Accounts receivable represent money owed to the firm. Ideally, they shouldn’t grow faster than sales. Wal-Mart’s rose by 6.7 percent. A drop would suggest that it’s increasingly getting paid on time due to its clout.

You’ll find balance sheets at most major companies’ Web sites, among financial statements in the Investor Relations areas.

Ask the Fool

Q: With penny stocks, I can buy more shares per dollar than I can with more expensive stocks. Then, when the shares go up, I’ll make more money, right? — C.F., Erie, Pa.

A: Watch out. It’s a common misconception that penny stocks are a bargain because you can buy so many for so little. Remember that both a 60-cent stock and an $80 one can go up (or down!) by, say, 5 percent in one day. For the 60-cent stock, that means a 3-cent increase, to 63 cents. For the $80 stock, it’s a $4 jump, to $84.

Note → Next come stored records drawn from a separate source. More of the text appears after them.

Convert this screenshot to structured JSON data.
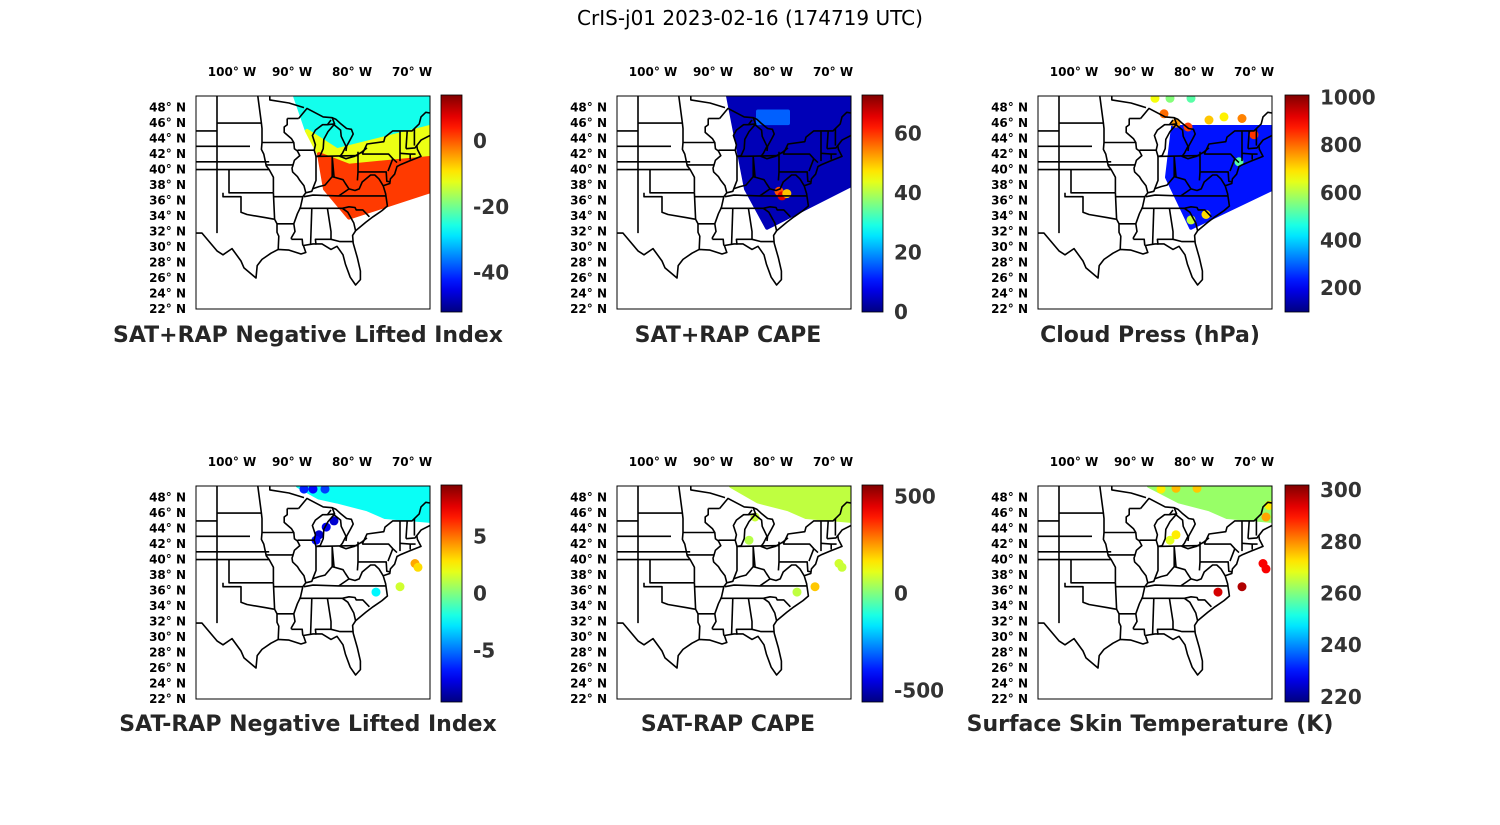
{
  "title": "CrIS-j01 2023-02-16 (174719 UTC)",
  "map_axes": {
    "lon_ticks": [
      "100° W",
      "90° W",
      "80° W",
      "70° W"
    ],
    "lon_values": [
      -100,
      -90,
      -80,
      -70
    ],
    "lat_ticks": [
      "48° N",
      "46° N",
      "44° N",
      "42° N",
      "40° N",
      "38° N",
      "36° N",
      "34° N",
      "32° N",
      "30° N",
      "28° N",
      "26° N",
      "24° N",
      "22° N"
    ],
    "lat_values": [
      48,
      46,
      44,
      42,
      40,
      38,
      36,
      34,
      32,
      30,
      28,
      26,
      24,
      22
    ],
    "lon_range": [
      -107.5,
      -68.5
    ],
    "lat_range": [
      22,
      49.5
    ]
  },
  "colormap": "jet",
  "chart_data": [
    {
      "type": "heatmap",
      "title": "SAT+RAP Negative Lifted Index",
      "colorbar_ticks": [
        "0",
        "-20",
        "-40"
      ],
      "colorbar_tick_values": [
        0,
        -20,
        -40
      ],
      "clim": [
        -52,
        14
      ],
      "swath": [
        [
          -91,
          49.5
        ],
        [
          -68.5,
          49.5
        ],
        [
          -68.5,
          37.2
        ],
        [
          -82,
          33.8
        ],
        [
          -86,
          37.5
        ]
      ],
      "regions": [
        {
          "polygon": [
            [
              -91,
              49.5
            ],
            [
              -68.5,
              49.5
            ],
            [
              -68.5,
              45.5
            ],
            [
              -84,
              42.5
            ],
            [
              -89,
              45
            ]
          ],
          "value": -26
        },
        {
          "polygon": [
            [
              -89,
              45
            ],
            [
              -84,
              42.5
            ],
            [
              -68.5,
              45.5
            ],
            [
              -68.5,
              41.5
            ],
            [
              -82,
              40.5
            ],
            [
              -87,
              42
            ]
          ],
          "value": -12
        },
        {
          "polygon": [
            [
              -87,
              42
            ],
            [
              -82,
              40.5
            ],
            [
              -68.5,
              41.5
            ],
            [
              -68.5,
              37.2
            ],
            [
              -82,
              33.8
            ],
            [
              -86,
              37.5
            ]
          ],
          "value": 2
        }
      ],
      "points": []
    },
    {
      "type": "heatmap",
      "title": "SAT+RAP CAPE",
      "colorbar_ticks": [
        "60",
        "40",
        "20",
        "0"
      ],
      "colorbar_tick_values": [
        60,
        40,
        20,
        0
      ],
      "clim": [
        0,
        73
      ],
      "swath": [
        [
          -89,
          49.5
        ],
        [
          -68.5,
          49.5
        ],
        [
          -68.5,
          38
        ],
        [
          -82.5,
          32.5
        ],
        [
          -86,
          37.5
        ]
      ],
      "regions": [
        {
          "polygon": [
            [
              -89,
              49.5
            ],
            [
              -68.5,
              49.5
            ],
            [
              -68.5,
              38
            ],
            [
              -82.5,
              32.5
            ],
            [
              -86,
              37.5
            ]
          ],
          "value": 4
        },
        {
          "polygon": [
            [
              -84,
              47.5
            ],
            [
              -79,
              47.5
            ],
            [
              -79,
              46
            ],
            [
              -84,
              46
            ]
          ],
          "value": 16
        }
      ],
      "points": [
        {
          "lon": -80.5,
          "lat": 37.2,
          "value": 58
        },
        {
          "lon": -80,
          "lat": 36.6,
          "value": 66
        },
        {
          "lon": -79.2,
          "lat": 36.9,
          "value": 50
        }
      ]
    },
    {
      "type": "heatmap",
      "title": "Cloud Press (hPa)",
      "colorbar_ticks": [
        "1000",
        "800",
        "600",
        "400",
        "200"
      ],
      "colorbar_tick_values": [
        1000,
        800,
        600,
        400,
        200
      ],
      "clim": [
        100,
        1010
      ],
      "swath": [
        [
          -85,
          45.5
        ],
        [
          -68.5,
          45.5
        ],
        [
          -68.5,
          37.5
        ],
        [
          -82,
          32.5
        ],
        [
          -86,
          39
        ]
      ],
      "regions": [
        {
          "polygon": [
            [
              -85,
              45.5
            ],
            [
              -68.5,
              45.5
            ],
            [
              -68.5,
              37.5
            ],
            [
              -82,
              32.5
            ],
            [
              -86,
              39
            ]
          ],
          "value": 230
        }
      ],
      "points": [
        {
          "lon": -88,
          "lat": 49.2,
          "value": 660
        },
        {
          "lon": -85.5,
          "lat": 49.2,
          "value": 560
        },
        {
          "lon": -82,
          "lat": 49.2,
          "value": 520
        },
        {
          "lon": -86.5,
          "lat": 47.2,
          "value": 800
        },
        {
          "lon": -84.5,
          "lat": 46,
          "value": 760
        },
        {
          "lon": -82.5,
          "lat": 45.5,
          "value": 840
        },
        {
          "lon": -79,
          "lat": 46.4,
          "value": 720
        },
        {
          "lon": -76.5,
          "lat": 46.8,
          "value": 680
        },
        {
          "lon": -73.5,
          "lat": 46.6,
          "value": 780
        },
        {
          "lon": -71.5,
          "lat": 44.5,
          "value": 850
        },
        {
          "lon": -74,
          "lat": 41,
          "value": 520
        },
        {
          "lon": -79.5,
          "lat": 34.2,
          "value": 700
        },
        {
          "lon": -82,
          "lat": 33.5,
          "value": 620
        }
      ]
    },
    {
      "type": "heatmap",
      "title": "SAT-RAP Negative Lifted Index",
      "colorbar_ticks": [
        "5",
        "0",
        "-5"
      ],
      "colorbar_tick_values": [
        5,
        0,
        -5
      ],
      "clim": [
        -9.5,
        9.5
      ],
      "swath": [],
      "regions": [
        {
          "polygon": [
            [
              -90.5,
              49.5
            ],
            [
              -68.5,
              49.5
            ],
            [
              -68.5,
              45
            ],
            [
              -76,
              45.5
            ],
            [
              -79,
              46.5
            ],
            [
              -84,
              47.5
            ],
            [
              -87,
              48
            ]
          ],
          "value": -2.2
        }
      ],
      "points": [
        {
          "lon": -89.5,
          "lat": 49.1,
          "value": -6.5
        },
        {
          "lon": -88,
          "lat": 49.1,
          "value": -7
        },
        {
          "lon": -86,
          "lat": 49.1,
          "value": -6
        },
        {
          "lon": -84.5,
          "lat": 45,
          "value": -8
        },
        {
          "lon": -85.8,
          "lat": 44.2,
          "value": -7.5
        },
        {
          "lon": -87,
          "lat": 43.2,
          "value": -8
        },
        {
          "lon": -87.5,
          "lat": 42.5,
          "value": -7
        },
        {
          "lon": -71,
          "lat": 39.5,
          "value": 4
        },
        {
          "lon": -70.5,
          "lat": 39,
          "value": 3
        },
        {
          "lon": -73.5,
          "lat": 36.5,
          "value": 1.5
        },
        {
          "lon": -77.5,
          "lat": 35.8,
          "value": -2.5
        }
      ]
    },
    {
      "type": "heatmap",
      "title": "SAT-RAP CAPE",
      "colorbar_ticks": [
        "500",
        "0",
        "-500"
      ],
      "colorbar_tick_values": [
        500,
        0,
        -500
      ],
      "clim": [
        -560,
        560
      ],
      "swath": [],
      "regions": [
        {
          "polygon": [
            [
              -88.5,
              49.5
            ],
            [
              -68.5,
              49.5
            ],
            [
              -68.5,
              45
            ],
            [
              -76,
              45.5
            ],
            [
              -79,
              46.5
            ],
            [
              -84,
              47.5
            ]
          ],
          "value": 70
        }
      ],
      "points": [
        {
          "lon": -84.5,
          "lat": 45.5,
          "value": 80
        },
        {
          "lon": -85.5,
          "lat": 42.5,
          "value": 60
        },
        {
          "lon": -70.5,
          "lat": 39.5,
          "value": 90
        },
        {
          "lon": -70,
          "lat": 39,
          "value": 80
        },
        {
          "lon": -74.5,
          "lat": 36.5,
          "value": 200
        },
        {
          "lon": -77.5,
          "lat": 35.8,
          "value": 70
        }
      ]
    },
    {
      "type": "heatmap",
      "title": "Surface Skin Temperature (K)",
      "colorbar_ticks": [
        "300",
        "280",
        "260",
        "240",
        "220"
      ],
      "colorbar_tick_values": [
        300,
        280,
        260,
        240,
        220
      ],
      "clim": [
        218,
        302
      ],
      "swath": [],
      "regions": [
        {
          "polygon": [
            [
              -89,
              49.5
            ],
            [
              -68.5,
              49.5
            ],
            [
              -68.5,
              45
            ],
            [
              -76,
              45.5
            ],
            [
              -79,
              46.5
            ],
            [
              -84,
              47.5
            ]
          ],
          "value": 262
        }
      ],
      "points": [
        {
          "lon": -87,
          "lat": 49.1,
          "value": 272
        },
        {
          "lon": -84.5,
          "lat": 49.2,
          "value": 276
        },
        {
          "lon": -81,
          "lat": 49.2,
          "value": 275
        },
        {
          "lon": -85.5,
          "lat": 42.5,
          "value": 268
        },
        {
          "lon": -84.5,
          "lat": 43.2,
          "value": 272
        },
        {
          "lon": -69,
          "lat": 47,
          "value": 272
        },
        {
          "lon": -69.5,
          "lat": 45.5,
          "value": 278
        },
        {
          "lon": -70,
          "lat": 39.5,
          "value": 292
        },
        {
          "lon": -69.5,
          "lat": 38.8,
          "value": 292
        },
        {
          "lon": -73.5,
          "lat": 36.5,
          "value": 298
        },
        {
          "lon": -77.5,
          "lat": 35.8,
          "value": 295
        }
      ]
    }
  ]
}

Penny stocks are more likely to eventually plummet than to skyrocket. They’re risky, often hyped and manipulated by ne’er-do-wells. Steer clear and look instead for stock in healthy, growing companies you understand. In the last five years, you could have doubled your money on shares of Target, and you could have more than tripled it with Boeing stock. You’d have lost nearly 20 percent on Sara Lee stock, but even that beats many penny stocks, which might have left you with mere pennies. It’s fun to own 5,000 shares of something, but not when they crash — as they often do.

My dumbest investment

When I started investing, I used to trade in small quantities, such as 40 shares of Microsoft or 11 shares of China Life. I finally realized that the trading cost was eating away at my gains. Poor me! — M.V., via e-mail

The Fool Responds: You were smart to figure that out. If you’re investing, say, $500 in a stock and are paying your brokerage $50 to do so, you’re forking over a whole 10 percent of your investment from the get-go. We recommend aiming to pay no more than 2 percent of each investment in commissions. You can do that by waiting while you accumulate more money to invest at one time. If you invest $2,500, for example, and pay a $50 commission, that’s 2 percent. You can also simply seek out a brokerage that charges less per trade. These days many good brokerages charge less than $15 per trade.